In trauma, can the choice of anesthetic agents influence outcome?

H A Tillmann Hein 1,
PMCID: PMC10566421  PMID: 37829222

Severe trauma requires the presence of anesthesiologists and other anesthesia personnel, wherein damage control resuscitation (DCR) is the primary focus. In this issue, Livingston and colleagues1 went beyond that and, by retrospective analysis of a large trauma study, examined the effect of no or three different volatile anesthetic agents on several short-term outcomes. Not surprisingly, those patients who were more severely injured and subsequently had a higher mortality received no volatile anesthetic. Patients who were treated with desflurane were less severely injured and had less systemic inflammatory response syndrome (SIRS), although these two factors were unrelated to each other. Since the choice of anesthesia was left to the treating anesthesiologist in this cohort, both refraining from the use of volatile agents and the choice of desflurane may have occurred because of the degree of injury and hemodynamic stability. However, the treating anesthesiologist would not have had any way to predict SIRS. Therefore, the finding that desflurane was associated with less SIRS may indicate that a pharmacological agent could influence trauma outcome beyond the short term. SIRS is known to have long-term effects. 2 Already, there are antiinflammatory monoclonal antibodies in clinical evaluation.3,4 If desflurane or similarly effective small-molecule pharmaceuticals, used at the initial trauma surgery, could limit SIRS, one would hope it would also mitigate long-term outcomes.
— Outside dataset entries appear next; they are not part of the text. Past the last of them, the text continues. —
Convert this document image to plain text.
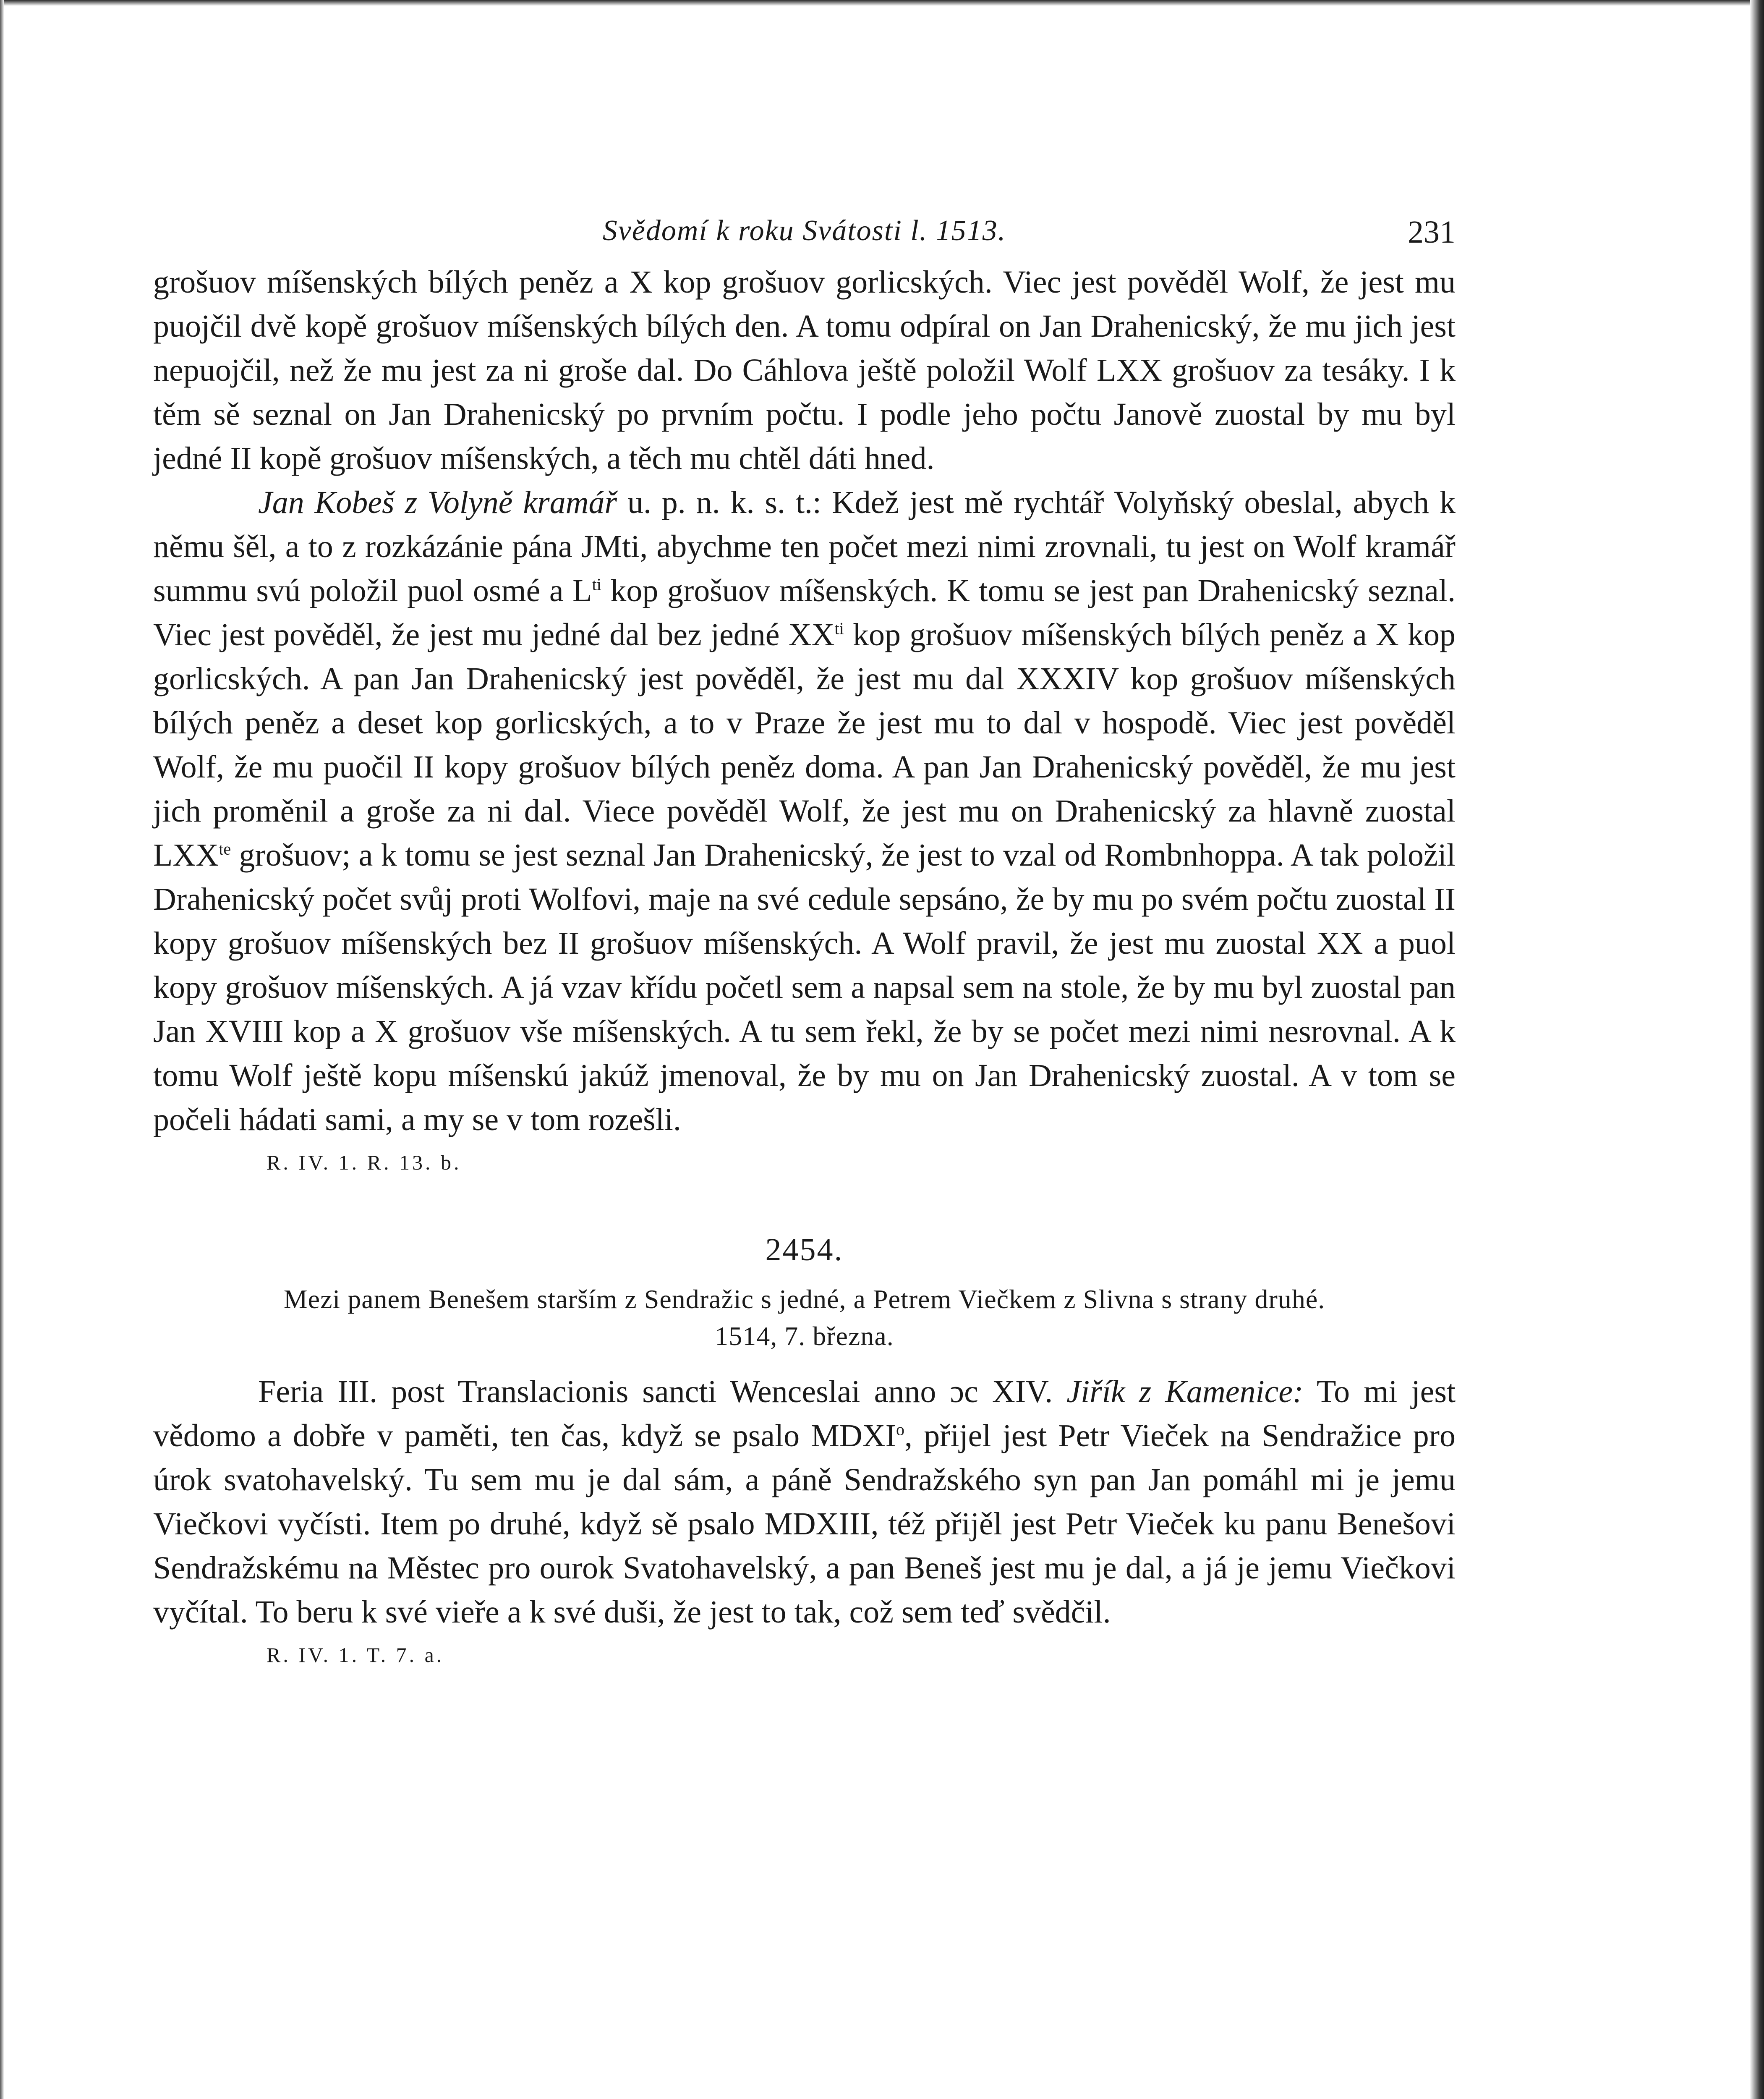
Svědomí k roku Svátosti l. 1513.	231

grošuov míšenských bílých peněz a X kop grošuov gorlicských. Viec jest pověděl Wolf, že jest mu puojčil dvě kopě grošuov míšenských bílých den. A tomu odpíral on Jan Drahenicský, že mu jich jest nepuojčil, než že mu jest za ni groše dal. Do Cáhlova ještě položil Wolf LXX grošuov za tesáky. I k těm sě seznal on Jan Drahenicský po prvním počtu. I podle jeho počtu Janově zuostal by mu byl jedné II kopě grošuov míšenských, a těch mu chtěl dáti hned.

Jan Kobeš z Volyně kramář u. p. n. k. s. t.: Kdež jest mě rychtář Volyňský obeslal, abych k němu šěl, a to z rozkázánie pána JMti, abychme ten počet mezi nimi zrovnali, tu jest on Wolf kramář summu svú položil puol osmé a $L^{ti}$ kop grošuov míšenských. K tomu se jest pan Drahenicský seznal. Viec jest pověděl, že jest mu jedné dal bez jedné $XX^{ti}$ kop grošuov míšenských bílých peněz a X kop gorlicských. A pan Jan Drahenicský jest pověděl, že jest mu dal XXXIV kop grošuov míšenských bílých peněz a deset kop gorlicských, a to v Praze že jest mu to dal v hospodě. Viec jest pověděl Wolf, že mu puočil II kopy grošuov bílých peněz doma. A pan Jan Drahenicský pověděl, že mu jest jich proměnil a groše za ni dal. Viece pověděl Wolf, že jest mu on Drahenicský za hlavně zuostal $LXX^{te}$ grošuov; a k tomu se jest seznal Jan Drahenicský, že jest to vzal od Rombnhoppa. A tak položil Drahenicský počet svůj proti Wolfovi, maje na své cedule sepsáno, že by mu po svém počtu zuostal II kopy grošuov míšenských bez II grošuov míšenských. A Wolf pravil, že jest mu zuostal XX a puol kopy grošuov míšenských. A já vzav křídu početl sem a napsal sem na stole, že by mu byl zuostal pan Jan XVIII kop a X grošuov vše míšenských. A tu sem řekl, že by se počet mezi nimi nesrovnal. A k tomu Wolf ještě kopu míšenskú jakúž jmenoval, že by mu on Jan Drahenicský zuostal. A v tom se počeli hádati sami, a my se v tom rozešli.

R. IV. 1. R. 13. b.
2454.
Mezi panem Benešem starším z Sendražic s jedné, a Petrem Viečkem z Slivna s strany druhé.
1514, 7. března.

Feria III. post Translacionis sancti Wenceslai anno ɔc XIV. Jiřík z Kamenice: To mi jest vědomo a dobře v paměti, ten čas, když se psalo MDXI$^o$, přijel jest Petr Vieček na Sendražice pro úrok svatohavelský. Tu sem mu je dal sám, a páně Sendražského syn pan Jan pomáhl mi je jemu Viečkovi vyčísti. Item po druhé, když sě psalo MDXIII, též přijěl jest Petr Vieček ku panu Benešovi Sendražskému na Městec pro ourok Svatohavelský, a pan Beneš jest mu je dal, a já je jemu Viečkovi vyčítal. To beru k své vieře a k své duši, že jest to tak, což sem teď svědčil.

R. IV. 1. T. 7. a.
Trauma in the US is the leading cause of death of people under the age of 45. The median patient age in this study was about 34 years and about 85% of them were male, documenting once again that trauma in the US affects predominantly those in their prime of potential productivity. The loss of productive years of lives is immense and a blow to the American economy. While the treatment cost of blunt trauma is usually covered by some sort of insurance (motor vehicle, workers comp, health insurance, liability, etc.), penetrating trauma care may present a larger uncompensated burden to the physician and facility. This financial challenge may discourage physician participation in trauma care unless there is cost shifting, which may be feasible only in large health care organizations. Additionally, commercial and federal support for research in trauma, and especially for anesthesia in acute trauma care, is limited.5 Livingston and colleagues’1 exploration in this area is encouraging. Trauma in young people damages not only their personal future but also the American economy. It is therefore of interest to evaluate the effect of anesthesia and perioperative pain management on their reintegration into productive life. I recommend that in future studies the authors make an attempt to measure long-term care costs and return to work. Evidence of desirable outcomes could motivate grant givers to provide financing of trauma anesthesia studies.

—H. A. Tillmann Hein, MD
Metropolitan Anesthesia Consultants, LLP
Dallas, Texas
E-mail: thein@metroanesthesia.com

Disclosure statement/Funding

No funding or potential conflict of interest was reported by the authors.